Lots of us going to the London Champs, have a look in the "For Sale" forums


----------



## laoshu (Sep 16, 2009)

hello kat.. I know you  *waves its me kelly* :lol: 
and I remember tvr ..
I dont think I will have any mice ready for kempton or the september london champs but there is quite a few others advertising some lovely show mice in the classifieds for collection at september champs .


----------



## thamesvalleyexotics (Aug 2, 2010)

Excellent *rubs hands together with glee*I shall start booking things.... mwahahah.
You might have seen me on preloved.

Hello Kelly, long time no speaks, how are you hun?
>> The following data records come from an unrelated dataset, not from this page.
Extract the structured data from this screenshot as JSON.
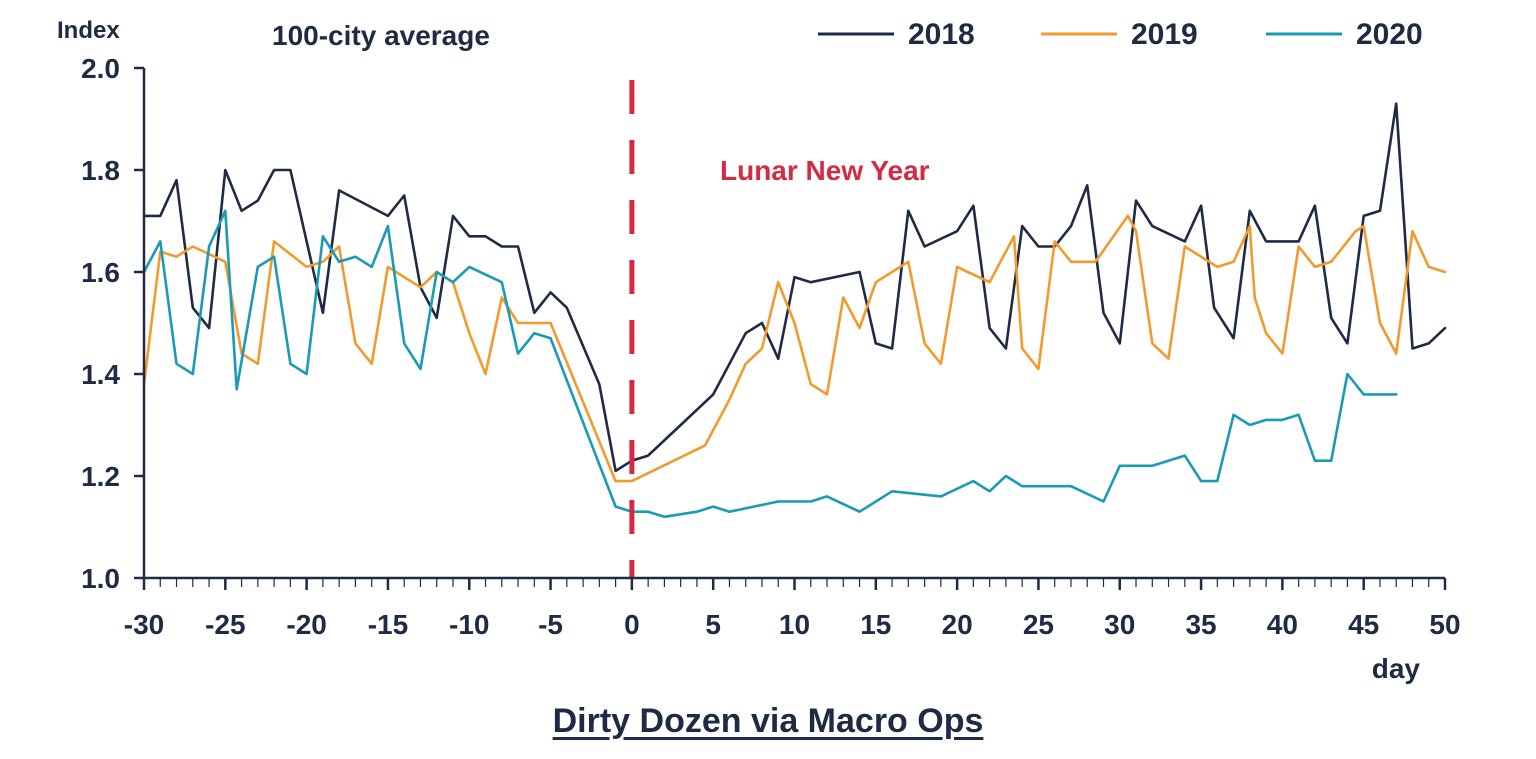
{
  "chart_data": {
    "type": "line",
    "title": "100-city average",
    "ylabel": "Index",
    "xlabel": "day",
    "xlim": [
      -30,
      50
    ],
    "ylim": [
      1.0,
      2.0
    ],
    "x_ticks": [
      -30,
      -25,
      -20,
      -15,
      -10,
      -5,
      0,
      5,
      10,
      15,
      20,
      25,
      30,
      35,
      40,
      45,
      50
    ],
    "x_tick_labels": [
      "-30",
      "-25",
      "-20",
      "-15",
      "-10",
      "-5",
      "0",
      "5",
      "10",
      "15",
      "20",
      "25",
      "30",
      "35",
      "40",
      "45",
      "50"
    ],
    "y_ticks": [
      1.0,
      1.2,
      1.4,
      1.6,
      1.8,
      2.0
    ],
    "y_tick_labels": [
      "1.0",
      "1.2",
      "1.4",
      "1.6",
      "1.8",
      "2.0"
    ],
    "legend_position": "top-right",
    "grid": false,
    "annotation": {
      "text": "Lunar New Year",
      "x": 0,
      "color": "#d42a44"
    },
    "series": [
      {
        "name": "2018",
        "color": "#1f2a44",
        "points": [
          [
            -30,
            1.71
          ],
          [
            -29,
            1.71
          ],
          [
            -28,
            1.78
          ],
          [
            -27,
            1.53
          ],
          [
            -26,
            1.49
          ],
          [
            -25,
            1.8
          ],
          [
            -24,
            1.72
          ],
          [
            -23,
            1.74
          ],
          [
            -22,
            1.8
          ],
          [
            -21,
            1.8
          ],
          [
            -19,
            1.52
          ],
          [
            -18,
            1.76
          ],
          [
            -15,
            1.71
          ],
          [
            -14,
            1.75
          ],
          [
            -13,
            1.57
          ],
          [
            -12,
            1.51
          ],
          [
            -11,
            1.71
          ],
          [
            -10,
            1.67
          ],
          [
            -9,
            1.67
          ],
          [
            -8,
            1.65
          ],
          [
            -7,
            1.65
          ],
          [
            -6,
            1.52
          ],
          [
            -5,
            1.56
          ],
          [
            -4,
            1.53
          ],
          [
            -2,
            1.38
          ],
          [
            -1,
            1.21
          ],
          [
            0,
            1.23
          ],
          [
            1,
            1.24
          ],
          [
            3,
            1.3
          ],
          [
            5,
            1.36
          ],
          [
            7,
            1.48
          ],
          [
            8,
            1.5
          ],
          [
            9,
            1.43
          ],
          [
            10,
            1.59
          ],
          [
            11,
            1.58
          ],
          [
            14,
            1.6
          ],
          [
            15,
            1.46
          ],
          [
            16,
            1.45
          ],
          [
            17,
            1.72
          ],
          [
            18,
            1.65
          ],
          [
            20,
            1.68
          ],
          [
            21,
            1.73
          ],
          [
            22,
            1.49
          ],
          [
            23,
            1.45
          ],
          [
            24,
            1.69
          ],
          [
            25,
            1.65
          ],
          [
            26,
            1.65
          ],
          [
            27,
            1.69
          ],
          [
            28,
            1.77
          ],
          [
            29,
            1.52
          ],
          [
            30,
            1.46
          ],
          [
            31,
            1.74
          ],
          [
            32,
            1.69
          ],
          [
            34,
            1.66
          ],
          [
            35,
            1.73
          ],
          [
            35.8,
            1.53
          ],
          [
            37,
            1.47
          ],
          [
            38,
            1.72
          ],
          [
            39,
            1.66
          ],
          [
            41,
            1.66
          ],
          [
            42,
            1.73
          ],
          [
            43,
            1.51
          ],
          [
            44,
            1.46
          ],
          [
            45,
            1.71
          ],
          [
            46,
            1.72
          ],
          [
            47,
            1.93
          ],
          [
            48,
            1.45
          ],
          [
            49,
            1.46
          ],
          [
            50,
            1.49
          ]
        ]
      },
      {
        "name": "2019",
        "color": "#f29a2e",
        "points": [
          [
            -30,
            1.38
          ],
          [
            -29,
            1.64
          ],
          [
            -28,
            1.63
          ],
          [
            -27,
            1.65
          ],
          [
            -25,
            1.62
          ],
          [
            -24,
            1.44
          ],
          [
            -23,
            1.42
          ],
          [
            -22,
            1.66
          ],
          [
            -20,
            1.61
          ],
          [
            -19,
            1.62
          ],
          [
            -18,
            1.65
          ],
          [
            -17,
            1.46
          ],
          [
            -16,
            1.42
          ],
          [
            -15,
            1.61
          ],
          [
            -13,
            1.57
          ],
          [
            -12,
            1.6
          ],
          [
            -11,
            1.58
          ],
          [
            -10,
            1.48
          ],
          [
            -9,
            1.4
          ],
          [
            -8,
            1.55
          ],
          [
            -7,
            1.5
          ],
          [
            -5,
            1.5
          ],
          [
            -1,
            1.19
          ],
          [
            0,
            1.19
          ],
          [
            4.5,
            1.26
          ],
          [
            6,
            1.35
          ],
          [
            7,
            1.42
          ],
          [
            8,
            1.45
          ],
          [
            9,
            1.58
          ],
          [
            10,
            1.5
          ],
          [
            11,
            1.38
          ],
          [
            12,
            1.36
          ],
          [
            13,
            1.55
          ],
          [
            14,
            1.49
          ],
          [
            15,
            1.58
          ],
          [
            17,
            1.62
          ],
          [
            18,
            1.46
          ],
          [
            19,
            1.42
          ],
          [
            20,
            1.61
          ],
          [
            22,
            1.58
          ],
          [
            23.5,
            1.67
          ],
          [
            24,
            1.45
          ],
          [
            25,
            1.41
          ],
          [
            26,
            1.66
          ],
          [
            27,
            1.62
          ],
          [
            28.5,
            1.62
          ],
          [
            30.5,
            1.71
          ],
          [
            31,
            1.68
          ],
          [
            32,
            1.46
          ],
          [
            33,
            1.43
          ],
          [
            34,
            1.65
          ],
          [
            36,
            1.61
          ],
          [
            37,
            1.62
          ],
          [
            38,
            1.69
          ],
          [
            38.3,
            1.55
          ],
          [
            39,
            1.48
          ],
          [
            40,
            1.44
          ],
          [
            41,
            1.65
          ],
          [
            42,
            1.61
          ],
          [
            43,
            1.62
          ],
          [
            44.5,
            1.68
          ],
          [
            45,
            1.69
          ],
          [
            46,
            1.5
          ],
          [
            47,
            1.44
          ],
          [
            48,
            1.68
          ],
          [
            49,
            1.61
          ],
          [
            50,
            1.6
          ]
        ]
      },
      {
        "name": "2020",
        "color": "#1a9bb5",
        "points": [
          [
            -30,
            1.6
          ],
          [
            -29,
            1.66
          ],
          [
            -28,
            1.42
          ],
          [
            -27,
            1.4
          ],
          [
            -26,
            1.65
          ],
          [
            -25,
            1.72
          ],
          [
            -24.3,
            1.37
          ],
          [
            -23,
            1.61
          ],
          [
            -22,
            1.63
          ],
          [
            -21,
            1.42
          ],
          [
            -20,
            1.4
          ],
          [
            -19,
            1.67
          ],
          [
            -18,
            1.62
          ],
          [
            -17,
            1.63
          ],
          [
            -16,
            1.61
          ],
          [
            -15,
            1.69
          ],
          [
            -14,
            1.46
          ],
          [
            -13,
            1.41
          ],
          [
            -12,
            1.6
          ],
          [
            -11,
            1.58
          ],
          [
            -10,
            1.61
          ],
          [
            -8,
            1.58
          ],
          [
            -7,
            1.44
          ],
          [
            -6,
            1.48
          ],
          [
            -5,
            1.47
          ],
          [
            -1,
            1.14
          ],
          [
            0,
            1.13
          ],
          [
            1,
            1.13
          ],
          [
            2,
            1.12
          ],
          [
            4,
            1.13
          ],
          [
            5,
            1.14
          ],
          [
            6,
            1.13
          ],
          [
            9,
            1.15
          ],
          [
            11,
            1.15
          ],
          [
            12,
            1.16
          ],
          [
            14,
            1.13
          ],
          [
            16,
            1.17
          ],
          [
            19,
            1.16
          ],
          [
            21,
            1.19
          ],
          [
            22,
            1.17
          ],
          [
            23,
            1.2
          ],
          [
            24,
            1.18
          ],
          [
            26,
            1.18
          ],
          [
            27,
            1.18
          ],
          [
            29,
            1.15
          ],
          [
            30,
            1.22
          ],
          [
            32,
            1.22
          ],
          [
            34,
            1.24
          ],
          [
            35,
            1.19
          ],
          [
            36,
            1.19
          ],
          [
            37,
            1.32
          ],
          [
            38,
            1.3
          ],
          [
            39,
            1.31
          ],
          [
            40,
            1.31
          ],
          [
            41,
            1.32
          ],
          [
            42,
            1.23
          ],
          [
            43,
            1.23
          ],
          [
            44,
            1.4
          ],
          [
            45,
            1.36
          ],
          [
            47,
            1.36
          ]
        ]
      }
    ]
  },
  "footer": {
    "caption": "Dirty Dozen via Macro Ops"
  }
}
I shall have to get pics up of my black eyed white multimammate mice...


----------



## laoshu (Sep 16, 2009)

I am good thanks hun.. will be good to catch up again at some point


----------



## windyhill (Jan 19, 2010)

Welcome!


----------



## zany_toon (Apr 3, 2010)

:welcome to the forum!!


----------



## thamesvalleyexotics (Aug 2, 2010)

Thanks guys! I look forward to getting to know you all.


----------



## jujubee18 (May 21, 2010)

Hello and welcome to the forum ^.^


----------



## moustress (Sep 25, 2009)

Oh, wow...that tan...uh...welcome!


----------



## The secret garden (May 13, 2010)

Welcome, TVRodents was the whole reason i got into mouse breeding and i meet some great friends on there too.


----------



## SarahC (Oct 3, 2008)

I remember your site well to :welcomeany


----------



## thamesvalleyexotics (Aug 2, 2010)

Wow! it appears I haven't been forgotten. I feel loved! :lol: 
I'm really looking forward to getting to know you guys, I'd especially like anyone that is going to be at London Champs to make themselves known so I can come and say hello whilst I'm there. 
I always love getting to know new people.

Kat


----------